You will see De Bruyne receive the ball in the middle of the park, go out wide to receive the ball in a full back position, run forward and join the attack through the channels, and often times ending up as the striker. You even see him lurk outside the area in certain scenarios hitting shots from there after receiving a cut back pass from the wingers to score goals.
For me, in the 3-4-3, this role is best recreated by the Mezzala on Support. However, it is difficult to get them to drop deep enough to help the transition in the midfield and receive passes out wide. However, with a combination of player instructions (e.g., Roam from Position, Runs into the Channels, Get Further Forward), you begin to simulate what the player needs to do. Maybe SI Games will think of creative ways to replicate this role better in future versions.
The Box to Box role is the supportive, workhorse role in the midfield partnership. Despite the depth and breadth of talent Man City has in the midfield, the partnership needs to be symbiotic. This player can’t be bombing forward all the time like the other central midfielder, because the team would be exposed in the midfield, leading to counter attacks from the opposition.
Attackers – Guardiola’s Tactics
In Attack, it’s largely the same as the 4-3-3 formation. Various roles will work, depending on which players you have available to you and the quality in your squad — Inside Forward, Advanced Playmaker, False Nine or Deep Lying Forward or even a Complete Forward. City have immense quality, which allows Guardiola to play in a very flexible, and beautiful way.
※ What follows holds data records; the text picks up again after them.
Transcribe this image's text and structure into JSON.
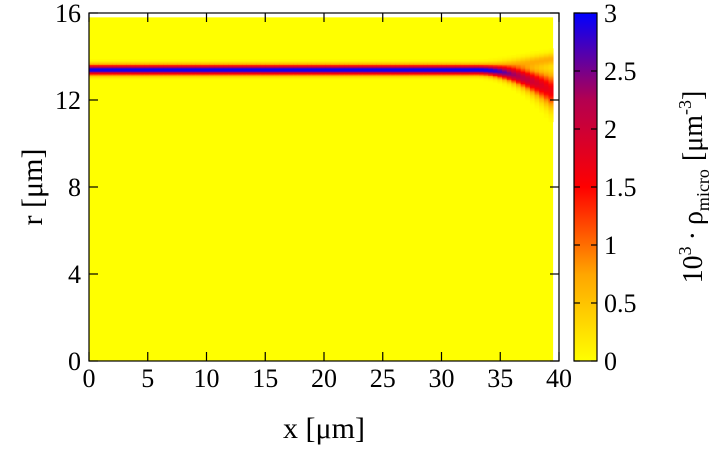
{
  "chart_data": {
    "type": "heatmap",
    "title": "",
    "xlabel": "x [μm]",
    "ylabel": "r [μm]",
    "xlim": [
      0,
      40
    ],
    "ylim": [
      0,
      16
    ],
    "x_ticks": [
      0,
      5,
      10,
      15,
      20,
      25,
      30,
      35,
      40
    ],
    "y_ticks": [
      0,
      4,
      8,
      12,
      16
    ],
    "colorbar": {
      "label_base": "10",
      "label_exp": "3",
      "label_dot": "·",
      "label_rho": "ρ",
      "label_sub": "micro",
      "label_unit": "[μm",
      "label_unit_exp": "-3",
      "label_close": "]",
      "range": [
        0,
        3
      ],
      "ticks": [
        0,
        0.5,
        1,
        1.5,
        2,
        2.5,
        3
      ],
      "colormap": [
        "#ffff00",
        "#ffa500",
        "#ff0000",
        "#b40050",
        "#0000ff"
      ]
    },
    "data_x_range": [
      0,
      39.5
    ],
    "data_r_range": [
      0,
      15.8
    ],
    "band": {
      "description_free": true,
      "center_r": 13.4,
      "sigma_r": 0.22,
      "peak_value": 3.0,
      "fade_start_x": 33,
      "end_x": 39.5,
      "end_center_r": 12.4,
      "end_peak_value": 1.6,
      "end_upper_r": 13.9
    }
  }
}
Each of these roles can maintain possession in an attack built around quick short passes. They will also make incisive, aggressive runs and decisions, and be clinical in front of goal. Your League Two side may struggle if you ask them to do too much (due to lower mental and technical attributes), so even though you can probably make a 3-4-3 formation work in the lower divisions, you will likely need to keep player instructions fairly simple in comparison and put players in the positions that can succeed in. No square pegs in round holes.
There is some debate as to whether the Man City formation is truly a 3-4-3 or if it’s some sort of assymmetrical hybrid in certain situations. 3-3-2-2? 5-2-3? It’s all about the flexibility of the system, rooted in Cruyff’s ideas of the diamond in the middle.
Like Guardiola, you could have multiple versions of this tactic depending on the opposition you’re up against. For example, one with one of the wing backs playing in defense, and another with the Defensive Midfielder in defense. It’s entirely up to you and how you think your team will succeed.